Balancing the Books: Mastering Financial Management for Construction Companies
Accounting is one of the most essential parts of running a business. It is crucial to have accurate financial insight to make informed forecasting choices, such as expanding a company, incurring significant expenses, or hiring new employees.
Balancing the Books is an accounting term that ensures that your money coming in matches your money going out. It consists of several steps, including reconciling your bank accounts and creating profit and loss statements.
Creating a Chart of Accounts
A chart of accounts is an accounting structure for organizing financial transactions. It provides a framework that can be customized to the unique needs of each business. It typically consists of account categories, or subcategories, organized into five major categories: assets, liabilities, shareholders’ equity, revenue, and expenses.
These broader categories are then broken down into smaller accounts or sub-accounts, which are grouped according to the company’s accounting method. For example, if the construction company uses job costing (using item codes and project/phase codes), all costs incurred by each job are recorded in an account called Construction in Process or CIP.
All accounts are identified with a four-digit number and assigned a description and name. This makes it easy for the business to locate specific transaction data. It also allows the company to compare financial data yearly, which is vital for any business. Having a reliable financial system in place is essential for achieving success.
Reconciling Your Bank Accounts
One of the most essential parts of good construction financial management, like bookkeeping for construction companies, is reconciling your bank accounts. This is done by comparing the records of money coming in and going out to what shows up on your bank statement each month. This process can be simple: using accounting software or comparing the two sets of records and checking for discrepancies.
It is also a way to catch errors that may have occurred on either the general ledger or bank account side.
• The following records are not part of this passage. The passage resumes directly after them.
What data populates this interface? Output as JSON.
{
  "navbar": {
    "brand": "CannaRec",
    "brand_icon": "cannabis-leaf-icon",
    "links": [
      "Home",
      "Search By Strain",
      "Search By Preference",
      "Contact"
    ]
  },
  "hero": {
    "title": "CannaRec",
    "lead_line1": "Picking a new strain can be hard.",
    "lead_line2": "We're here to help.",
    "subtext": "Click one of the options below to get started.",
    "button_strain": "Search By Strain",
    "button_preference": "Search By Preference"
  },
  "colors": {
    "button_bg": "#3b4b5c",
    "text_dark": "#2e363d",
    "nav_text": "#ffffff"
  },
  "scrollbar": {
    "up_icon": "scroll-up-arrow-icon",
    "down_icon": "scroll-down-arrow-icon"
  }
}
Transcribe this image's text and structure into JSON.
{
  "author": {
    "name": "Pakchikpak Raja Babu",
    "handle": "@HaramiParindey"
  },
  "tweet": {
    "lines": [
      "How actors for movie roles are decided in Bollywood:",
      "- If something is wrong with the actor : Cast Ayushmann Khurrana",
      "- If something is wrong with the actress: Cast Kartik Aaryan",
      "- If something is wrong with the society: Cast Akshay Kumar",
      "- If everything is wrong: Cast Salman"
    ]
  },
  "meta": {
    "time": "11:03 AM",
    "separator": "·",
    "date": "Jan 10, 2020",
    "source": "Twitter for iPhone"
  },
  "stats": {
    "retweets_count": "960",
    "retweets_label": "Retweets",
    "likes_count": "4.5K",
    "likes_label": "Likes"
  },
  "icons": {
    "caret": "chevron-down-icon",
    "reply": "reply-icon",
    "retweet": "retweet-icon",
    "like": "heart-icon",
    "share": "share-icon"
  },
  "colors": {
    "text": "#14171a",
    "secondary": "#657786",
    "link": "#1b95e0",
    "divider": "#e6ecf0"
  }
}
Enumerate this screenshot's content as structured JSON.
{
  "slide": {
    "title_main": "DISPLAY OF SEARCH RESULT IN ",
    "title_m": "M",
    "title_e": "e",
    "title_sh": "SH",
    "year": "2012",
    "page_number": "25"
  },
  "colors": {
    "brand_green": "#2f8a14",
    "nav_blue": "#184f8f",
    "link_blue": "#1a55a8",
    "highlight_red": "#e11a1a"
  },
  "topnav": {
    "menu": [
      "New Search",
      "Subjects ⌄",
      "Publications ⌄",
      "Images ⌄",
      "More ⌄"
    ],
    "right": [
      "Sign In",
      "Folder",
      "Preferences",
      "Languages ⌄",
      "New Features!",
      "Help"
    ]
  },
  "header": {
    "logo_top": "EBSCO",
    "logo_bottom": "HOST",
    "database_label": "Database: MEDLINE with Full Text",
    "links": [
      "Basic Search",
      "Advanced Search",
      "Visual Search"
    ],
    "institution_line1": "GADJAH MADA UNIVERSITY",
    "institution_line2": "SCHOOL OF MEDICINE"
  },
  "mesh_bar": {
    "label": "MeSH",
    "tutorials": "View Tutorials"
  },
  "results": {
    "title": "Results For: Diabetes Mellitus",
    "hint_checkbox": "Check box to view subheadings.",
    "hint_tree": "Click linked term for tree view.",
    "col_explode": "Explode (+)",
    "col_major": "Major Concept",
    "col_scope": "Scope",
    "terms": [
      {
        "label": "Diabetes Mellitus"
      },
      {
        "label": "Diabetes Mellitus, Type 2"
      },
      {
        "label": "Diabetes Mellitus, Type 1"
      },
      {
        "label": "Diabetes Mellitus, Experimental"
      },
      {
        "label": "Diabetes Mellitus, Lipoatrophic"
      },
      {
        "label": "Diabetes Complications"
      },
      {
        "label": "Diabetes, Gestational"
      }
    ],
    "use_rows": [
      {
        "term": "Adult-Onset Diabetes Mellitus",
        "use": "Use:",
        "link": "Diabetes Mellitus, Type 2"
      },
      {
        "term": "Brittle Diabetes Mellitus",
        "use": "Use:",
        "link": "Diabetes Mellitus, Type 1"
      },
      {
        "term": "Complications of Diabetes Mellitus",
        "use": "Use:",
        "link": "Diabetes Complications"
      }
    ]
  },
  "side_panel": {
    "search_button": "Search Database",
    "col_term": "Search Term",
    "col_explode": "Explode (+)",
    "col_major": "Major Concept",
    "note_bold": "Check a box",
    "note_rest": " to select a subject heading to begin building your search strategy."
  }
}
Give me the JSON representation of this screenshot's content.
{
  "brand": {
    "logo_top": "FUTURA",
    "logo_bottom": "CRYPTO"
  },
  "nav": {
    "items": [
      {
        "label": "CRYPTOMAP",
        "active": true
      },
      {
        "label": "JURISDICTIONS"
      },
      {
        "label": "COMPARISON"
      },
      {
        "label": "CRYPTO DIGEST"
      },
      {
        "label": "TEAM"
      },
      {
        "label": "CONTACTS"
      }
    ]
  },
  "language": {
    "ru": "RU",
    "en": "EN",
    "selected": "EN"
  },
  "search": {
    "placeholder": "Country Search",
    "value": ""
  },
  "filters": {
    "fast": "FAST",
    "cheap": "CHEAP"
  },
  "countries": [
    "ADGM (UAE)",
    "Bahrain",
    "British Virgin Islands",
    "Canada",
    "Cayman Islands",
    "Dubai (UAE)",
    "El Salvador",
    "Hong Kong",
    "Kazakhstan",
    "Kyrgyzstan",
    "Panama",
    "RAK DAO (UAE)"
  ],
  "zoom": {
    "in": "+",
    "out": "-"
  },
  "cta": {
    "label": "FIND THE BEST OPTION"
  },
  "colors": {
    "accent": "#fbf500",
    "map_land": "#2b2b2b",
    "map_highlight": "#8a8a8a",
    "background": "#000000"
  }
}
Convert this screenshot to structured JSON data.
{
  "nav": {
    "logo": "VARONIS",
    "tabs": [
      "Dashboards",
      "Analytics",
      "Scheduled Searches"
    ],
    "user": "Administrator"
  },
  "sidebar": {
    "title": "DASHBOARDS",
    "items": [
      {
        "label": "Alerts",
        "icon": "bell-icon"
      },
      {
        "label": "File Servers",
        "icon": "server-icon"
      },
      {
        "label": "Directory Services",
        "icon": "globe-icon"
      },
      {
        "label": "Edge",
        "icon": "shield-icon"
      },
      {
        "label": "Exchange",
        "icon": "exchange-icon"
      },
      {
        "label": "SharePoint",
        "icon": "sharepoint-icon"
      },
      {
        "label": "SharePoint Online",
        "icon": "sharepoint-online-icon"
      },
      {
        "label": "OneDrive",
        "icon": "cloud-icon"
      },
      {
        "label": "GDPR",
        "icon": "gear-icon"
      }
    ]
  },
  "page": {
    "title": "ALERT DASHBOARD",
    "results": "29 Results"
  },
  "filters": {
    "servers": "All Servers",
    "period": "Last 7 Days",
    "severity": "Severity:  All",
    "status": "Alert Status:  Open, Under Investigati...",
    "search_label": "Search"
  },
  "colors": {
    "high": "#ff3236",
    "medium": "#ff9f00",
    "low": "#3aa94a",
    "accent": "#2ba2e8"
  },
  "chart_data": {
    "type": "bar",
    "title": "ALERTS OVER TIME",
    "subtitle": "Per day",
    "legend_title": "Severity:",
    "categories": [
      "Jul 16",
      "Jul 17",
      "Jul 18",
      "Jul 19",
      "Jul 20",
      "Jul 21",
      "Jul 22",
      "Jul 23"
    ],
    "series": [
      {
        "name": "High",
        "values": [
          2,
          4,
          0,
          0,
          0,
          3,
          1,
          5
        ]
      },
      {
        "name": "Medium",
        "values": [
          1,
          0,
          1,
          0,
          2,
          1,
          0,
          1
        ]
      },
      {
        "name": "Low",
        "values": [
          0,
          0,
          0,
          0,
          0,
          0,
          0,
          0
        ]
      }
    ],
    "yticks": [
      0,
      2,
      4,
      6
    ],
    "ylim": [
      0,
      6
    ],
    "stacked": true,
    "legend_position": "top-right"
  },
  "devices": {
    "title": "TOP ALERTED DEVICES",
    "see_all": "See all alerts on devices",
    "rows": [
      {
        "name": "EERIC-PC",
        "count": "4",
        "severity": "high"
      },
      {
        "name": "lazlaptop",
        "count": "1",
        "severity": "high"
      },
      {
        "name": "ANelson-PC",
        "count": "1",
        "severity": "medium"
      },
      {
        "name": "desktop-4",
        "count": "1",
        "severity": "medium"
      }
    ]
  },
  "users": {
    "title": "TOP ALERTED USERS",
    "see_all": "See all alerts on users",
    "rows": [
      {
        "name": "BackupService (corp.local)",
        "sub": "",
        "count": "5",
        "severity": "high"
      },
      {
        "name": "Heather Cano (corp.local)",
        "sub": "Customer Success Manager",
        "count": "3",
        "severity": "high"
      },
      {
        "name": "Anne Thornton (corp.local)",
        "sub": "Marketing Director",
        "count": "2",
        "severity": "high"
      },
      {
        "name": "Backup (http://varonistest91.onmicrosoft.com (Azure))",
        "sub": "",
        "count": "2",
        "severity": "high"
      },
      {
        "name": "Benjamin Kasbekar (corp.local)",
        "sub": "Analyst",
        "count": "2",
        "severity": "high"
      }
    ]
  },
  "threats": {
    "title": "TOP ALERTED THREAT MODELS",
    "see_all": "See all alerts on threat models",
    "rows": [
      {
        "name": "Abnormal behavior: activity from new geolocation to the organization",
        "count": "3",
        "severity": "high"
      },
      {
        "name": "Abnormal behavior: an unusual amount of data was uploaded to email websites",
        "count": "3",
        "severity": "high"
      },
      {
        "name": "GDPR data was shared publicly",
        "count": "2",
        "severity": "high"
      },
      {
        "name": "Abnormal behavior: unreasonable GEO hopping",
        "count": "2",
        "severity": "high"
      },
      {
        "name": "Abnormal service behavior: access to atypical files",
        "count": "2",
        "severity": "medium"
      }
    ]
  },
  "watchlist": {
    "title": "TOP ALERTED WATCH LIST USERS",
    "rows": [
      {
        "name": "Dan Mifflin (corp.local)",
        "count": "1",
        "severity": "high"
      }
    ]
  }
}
Companies that pay employees by check often find that the bills only appear in their books once deposited, which can lead to a mismatch between bank accounts and the general ledger.
To correct this, you start with the company’s ending adjusted cash balance and subtract any undeposited funds, add in any deposits in transit, and adapt for items like NSF checks, fees, and interest earned. This ensures that the company’s and bank’s records match each month.
Creating a Profit and Loss Statement
A profit and loss (P&L) is a financial statement that shows how much your company earned or spent during a set period. It includes your company’s revenues, costs of goods sold, and expenses. The final figure shows your company’s net income. The P&L is one of the three primary business statements companies create—along with the balance sheet and cash flow statement.
Construction is a unique industry that requires different accounting methods than other industries. For example, contract payment terms vary, and the company never wholly owns the equipment used on jobs—instead, it’s moved from project to project. This requires a system of accounting that can account for job costing, which allows you to price projects based on overhead and profit recovery needs accurately.
A P&L is a vital tool to help you manage your construction business. You can download this free template from CFMA to get started. For more information on this topic, check out CFMA’s “Financial Management and Accounting for the Construction Professional” book, available in epub and mobi formats.
Creating a Balance Sheet
The balance sheet reveals what the contractor owns and owes at a specific point in time. The goal is for assets always to equal liabilities and shareholder equity.
Successful contractors use various financial management techniques to cut project costs, maximize profit, and ensure the company’s long-term financial health. These include a solid chart of accounts, reconciliation, and forecasting. A good balance sheet, however, is the foundation for effective and proactive financial management.
A balanced sheet provides a snapshot of the company’s financial condition at a particular time. It allows for projecting future cash flows with critical ratios and metrics. These include working capital leverage, tangible working capital, equity leverage, and cash as a percentage of revenue. Projections can also help set goals and benchmarks for acceptable levels of work program investments, capital infusions, and distributions. Using these ratios can lead to more informed and grounded decision-making by company owners and managers.